Brama is a genus of marine ray-finned fishes from the family Bramidae, the pomfrets. Currently, there are 8 species within the genus (see below).

Characteristics
The species in the genus Brama have a compressed head and body shaped in an tapering oval with a thin caudal peduncle. The dorsal and ventral profiles of the head are convex and it has a bluntly rounded short snout. The mouth is obviously oblique with the lower jaw projecting. They have a single dorsal fin, it and the anal fin  are long based. The dorsal fin starts above the base of the pectoral fin and both it and the anal fin are similar in shape, although the dorsal fin has an obvious lobe at its anterior end. The pectoral fin is positioned low on the body and is relatively long, extending to the centre of the anal fin. The small pelvic fins are placed below the base of the pectoral fins. The caudal fin is highly concave.
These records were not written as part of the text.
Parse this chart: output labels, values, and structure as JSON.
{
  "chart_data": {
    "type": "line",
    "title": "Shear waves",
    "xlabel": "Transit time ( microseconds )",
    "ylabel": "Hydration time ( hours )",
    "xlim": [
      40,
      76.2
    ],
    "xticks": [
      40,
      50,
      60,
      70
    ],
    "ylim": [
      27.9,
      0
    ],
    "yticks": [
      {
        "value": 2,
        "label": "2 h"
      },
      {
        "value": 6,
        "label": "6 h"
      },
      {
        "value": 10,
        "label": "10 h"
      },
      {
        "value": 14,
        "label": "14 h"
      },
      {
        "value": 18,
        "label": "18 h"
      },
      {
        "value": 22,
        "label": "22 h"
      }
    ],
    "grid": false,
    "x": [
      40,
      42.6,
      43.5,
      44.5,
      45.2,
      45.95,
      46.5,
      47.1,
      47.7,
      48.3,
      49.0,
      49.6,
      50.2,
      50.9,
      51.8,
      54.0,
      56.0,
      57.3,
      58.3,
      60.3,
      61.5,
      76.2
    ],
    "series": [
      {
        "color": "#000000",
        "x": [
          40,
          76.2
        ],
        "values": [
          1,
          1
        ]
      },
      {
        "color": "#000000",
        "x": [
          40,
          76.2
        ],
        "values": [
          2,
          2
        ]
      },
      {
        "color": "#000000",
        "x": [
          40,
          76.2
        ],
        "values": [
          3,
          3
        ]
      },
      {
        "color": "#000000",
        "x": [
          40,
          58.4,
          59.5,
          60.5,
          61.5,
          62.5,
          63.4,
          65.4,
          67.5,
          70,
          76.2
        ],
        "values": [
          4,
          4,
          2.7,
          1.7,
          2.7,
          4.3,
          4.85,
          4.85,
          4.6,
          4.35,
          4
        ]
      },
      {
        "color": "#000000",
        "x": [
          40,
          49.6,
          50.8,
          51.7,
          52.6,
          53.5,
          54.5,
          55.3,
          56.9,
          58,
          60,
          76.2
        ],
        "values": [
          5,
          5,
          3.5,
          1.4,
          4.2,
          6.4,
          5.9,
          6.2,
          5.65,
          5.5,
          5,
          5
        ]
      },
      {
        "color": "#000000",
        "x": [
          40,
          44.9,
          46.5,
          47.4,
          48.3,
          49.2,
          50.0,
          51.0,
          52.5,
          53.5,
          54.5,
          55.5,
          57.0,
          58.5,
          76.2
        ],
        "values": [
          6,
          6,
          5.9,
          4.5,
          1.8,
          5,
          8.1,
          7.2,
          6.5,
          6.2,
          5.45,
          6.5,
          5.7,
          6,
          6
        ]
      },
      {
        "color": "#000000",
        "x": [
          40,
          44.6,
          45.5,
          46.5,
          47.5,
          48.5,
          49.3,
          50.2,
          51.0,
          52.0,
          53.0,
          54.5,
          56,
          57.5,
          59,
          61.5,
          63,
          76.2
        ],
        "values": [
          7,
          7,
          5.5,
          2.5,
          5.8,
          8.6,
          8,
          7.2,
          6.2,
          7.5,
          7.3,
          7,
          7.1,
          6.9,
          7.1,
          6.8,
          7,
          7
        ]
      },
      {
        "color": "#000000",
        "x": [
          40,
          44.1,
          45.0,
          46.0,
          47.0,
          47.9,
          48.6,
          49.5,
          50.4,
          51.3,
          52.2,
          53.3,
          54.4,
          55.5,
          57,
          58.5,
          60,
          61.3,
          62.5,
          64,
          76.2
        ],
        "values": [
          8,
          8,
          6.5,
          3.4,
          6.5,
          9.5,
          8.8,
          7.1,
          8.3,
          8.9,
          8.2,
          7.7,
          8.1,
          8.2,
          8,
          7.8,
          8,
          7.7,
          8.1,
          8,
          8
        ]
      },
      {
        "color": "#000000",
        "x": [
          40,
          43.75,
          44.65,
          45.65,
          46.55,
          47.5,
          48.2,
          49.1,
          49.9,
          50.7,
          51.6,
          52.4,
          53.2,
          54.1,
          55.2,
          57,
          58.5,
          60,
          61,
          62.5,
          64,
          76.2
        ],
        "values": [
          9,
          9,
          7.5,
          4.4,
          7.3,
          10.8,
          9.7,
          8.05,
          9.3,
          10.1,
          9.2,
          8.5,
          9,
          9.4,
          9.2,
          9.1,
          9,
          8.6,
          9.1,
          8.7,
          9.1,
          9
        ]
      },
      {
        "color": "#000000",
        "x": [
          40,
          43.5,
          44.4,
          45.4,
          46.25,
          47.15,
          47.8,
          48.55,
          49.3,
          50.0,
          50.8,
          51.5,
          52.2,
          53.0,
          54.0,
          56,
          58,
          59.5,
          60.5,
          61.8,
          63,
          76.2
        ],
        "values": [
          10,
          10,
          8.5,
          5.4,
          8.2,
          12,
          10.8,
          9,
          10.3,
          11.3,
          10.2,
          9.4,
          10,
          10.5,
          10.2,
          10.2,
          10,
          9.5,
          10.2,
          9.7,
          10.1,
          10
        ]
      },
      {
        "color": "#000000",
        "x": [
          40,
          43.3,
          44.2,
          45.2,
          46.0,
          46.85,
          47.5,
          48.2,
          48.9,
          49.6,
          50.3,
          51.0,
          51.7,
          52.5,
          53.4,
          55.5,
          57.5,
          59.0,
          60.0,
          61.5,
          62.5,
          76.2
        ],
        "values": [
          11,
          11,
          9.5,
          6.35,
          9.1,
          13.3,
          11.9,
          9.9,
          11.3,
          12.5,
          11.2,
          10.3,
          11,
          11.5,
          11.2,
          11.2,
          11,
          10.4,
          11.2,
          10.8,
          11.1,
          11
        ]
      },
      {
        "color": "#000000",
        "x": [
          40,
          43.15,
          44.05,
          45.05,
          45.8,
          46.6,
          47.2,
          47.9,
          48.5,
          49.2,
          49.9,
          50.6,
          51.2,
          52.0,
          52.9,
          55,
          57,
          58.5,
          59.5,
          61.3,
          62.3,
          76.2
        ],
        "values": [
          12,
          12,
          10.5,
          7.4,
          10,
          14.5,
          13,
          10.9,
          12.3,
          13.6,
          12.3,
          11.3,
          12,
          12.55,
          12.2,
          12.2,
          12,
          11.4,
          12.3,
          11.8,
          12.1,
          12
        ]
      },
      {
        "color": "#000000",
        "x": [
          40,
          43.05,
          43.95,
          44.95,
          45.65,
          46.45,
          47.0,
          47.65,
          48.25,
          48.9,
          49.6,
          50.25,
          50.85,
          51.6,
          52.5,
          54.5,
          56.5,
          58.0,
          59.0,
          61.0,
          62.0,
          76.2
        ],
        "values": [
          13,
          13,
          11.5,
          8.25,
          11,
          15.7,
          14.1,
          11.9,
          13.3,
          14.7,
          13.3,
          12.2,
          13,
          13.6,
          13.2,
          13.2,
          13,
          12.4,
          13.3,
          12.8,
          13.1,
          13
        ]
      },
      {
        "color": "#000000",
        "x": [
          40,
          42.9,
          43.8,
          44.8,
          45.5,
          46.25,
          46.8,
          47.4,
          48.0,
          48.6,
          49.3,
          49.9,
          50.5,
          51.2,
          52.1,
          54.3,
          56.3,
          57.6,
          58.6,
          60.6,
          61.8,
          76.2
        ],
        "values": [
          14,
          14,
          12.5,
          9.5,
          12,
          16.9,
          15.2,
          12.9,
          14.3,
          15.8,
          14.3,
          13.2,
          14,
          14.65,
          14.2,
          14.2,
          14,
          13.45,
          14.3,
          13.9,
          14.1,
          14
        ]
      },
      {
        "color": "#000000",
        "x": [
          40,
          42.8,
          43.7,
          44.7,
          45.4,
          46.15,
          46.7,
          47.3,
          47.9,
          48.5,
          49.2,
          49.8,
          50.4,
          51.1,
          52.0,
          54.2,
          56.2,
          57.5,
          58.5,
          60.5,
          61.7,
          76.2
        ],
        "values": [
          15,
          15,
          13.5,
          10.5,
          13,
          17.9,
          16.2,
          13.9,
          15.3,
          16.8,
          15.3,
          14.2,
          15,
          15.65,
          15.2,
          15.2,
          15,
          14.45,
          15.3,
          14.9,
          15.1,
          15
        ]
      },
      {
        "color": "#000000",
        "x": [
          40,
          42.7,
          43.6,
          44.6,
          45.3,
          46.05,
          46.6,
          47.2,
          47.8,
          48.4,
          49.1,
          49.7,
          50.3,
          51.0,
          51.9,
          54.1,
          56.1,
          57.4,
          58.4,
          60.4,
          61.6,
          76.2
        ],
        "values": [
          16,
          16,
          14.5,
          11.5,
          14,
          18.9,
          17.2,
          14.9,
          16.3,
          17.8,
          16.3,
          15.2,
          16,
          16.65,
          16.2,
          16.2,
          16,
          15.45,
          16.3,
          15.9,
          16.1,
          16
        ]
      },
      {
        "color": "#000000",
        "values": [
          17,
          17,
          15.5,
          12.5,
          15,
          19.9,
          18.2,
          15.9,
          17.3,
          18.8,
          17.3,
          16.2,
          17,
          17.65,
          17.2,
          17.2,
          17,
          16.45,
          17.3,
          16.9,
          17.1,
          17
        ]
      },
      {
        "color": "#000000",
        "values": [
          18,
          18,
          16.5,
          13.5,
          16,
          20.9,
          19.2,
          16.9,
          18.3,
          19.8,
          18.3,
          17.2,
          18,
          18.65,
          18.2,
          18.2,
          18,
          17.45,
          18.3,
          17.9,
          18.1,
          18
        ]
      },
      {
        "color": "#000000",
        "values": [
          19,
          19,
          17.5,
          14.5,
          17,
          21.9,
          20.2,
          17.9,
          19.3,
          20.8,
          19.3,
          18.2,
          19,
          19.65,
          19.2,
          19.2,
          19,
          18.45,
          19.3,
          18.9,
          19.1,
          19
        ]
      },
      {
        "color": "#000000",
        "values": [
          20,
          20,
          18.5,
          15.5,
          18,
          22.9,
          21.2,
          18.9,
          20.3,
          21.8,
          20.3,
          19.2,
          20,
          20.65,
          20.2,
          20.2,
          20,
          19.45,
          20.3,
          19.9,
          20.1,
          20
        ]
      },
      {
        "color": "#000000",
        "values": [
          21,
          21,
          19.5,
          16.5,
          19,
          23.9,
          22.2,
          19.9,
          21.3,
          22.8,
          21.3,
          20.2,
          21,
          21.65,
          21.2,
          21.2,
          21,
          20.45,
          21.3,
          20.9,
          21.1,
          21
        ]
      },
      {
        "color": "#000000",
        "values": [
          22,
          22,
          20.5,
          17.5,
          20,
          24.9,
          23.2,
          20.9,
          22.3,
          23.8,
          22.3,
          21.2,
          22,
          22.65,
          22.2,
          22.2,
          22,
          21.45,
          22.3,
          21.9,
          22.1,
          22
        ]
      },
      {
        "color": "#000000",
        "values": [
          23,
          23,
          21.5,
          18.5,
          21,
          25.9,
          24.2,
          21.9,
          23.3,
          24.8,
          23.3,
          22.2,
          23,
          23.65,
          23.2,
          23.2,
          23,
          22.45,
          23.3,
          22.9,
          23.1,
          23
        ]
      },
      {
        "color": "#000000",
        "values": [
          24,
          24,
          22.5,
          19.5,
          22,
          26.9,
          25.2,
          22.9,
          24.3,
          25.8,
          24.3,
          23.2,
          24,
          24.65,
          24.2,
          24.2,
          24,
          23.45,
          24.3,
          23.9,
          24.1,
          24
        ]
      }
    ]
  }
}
The body and most of the head are covered in keeled scales while the scales on the belly are not scaled.

Taxonomy
Brama was named as a genus in 1801 by the German naturalists Marcus Elieser Bloch (1723–1799) and Johann Gottlob Schneider (1750-1822). In 1823  Bory de Saint-Vincent designated Bloch's Sparus raii as its type species.

Species
Eight recognized species are in this genus:
 Brama australis Valenciennes, 1838 (southern Ray's bream)
 Brama brama (Bonnaterre, 1788) (Atlantic pomfret)
 Brama caribbea Mead, 1972 (Caribbean pomfret)
 Brama dussumieri G. Cuvier, 1831 (lesser bream)
 Brama japonica Hilgendorf, 1878 (Pacific pomfret)
 Brama myersi Mead, 1972 (Myers' pomfret)
 Brama orcini G. Cuvier, 1831 (bigtooth pomfret)
 Brama pauciradiata Moteki, Fujita & Last, 1995 (shortfin pomfret)

Distribution and range
The genus Brama is predominantly pelagic and can be found globally in the high seas, with the exception of arctic and subarctic waters. This is true with the exception of two species, Brama orcini and Brama dussumieri, which occupy shallower waters surrounding landmasses.

Commercial importance
Some Brama spp. are common and, when large, are sought after by fisheries, especially fisheries around Spain and Portugal.

Ecology
Despite it being known that these fishes are migratory, little has been reported on their migratory habits. It has been predicted that spawning takes place near the surface, as the smallest larvae are typically collected in shallow waters. It is common for bramids, including Brama spp. to be found in the stomachs of large pelagic predators, such as tuna, cod, and billfish (the Cuban billfish (Xiphias), has been reported to have a diet that consists of 37% Brama spp.). They are therefore considered to be an important forage fish for many predators.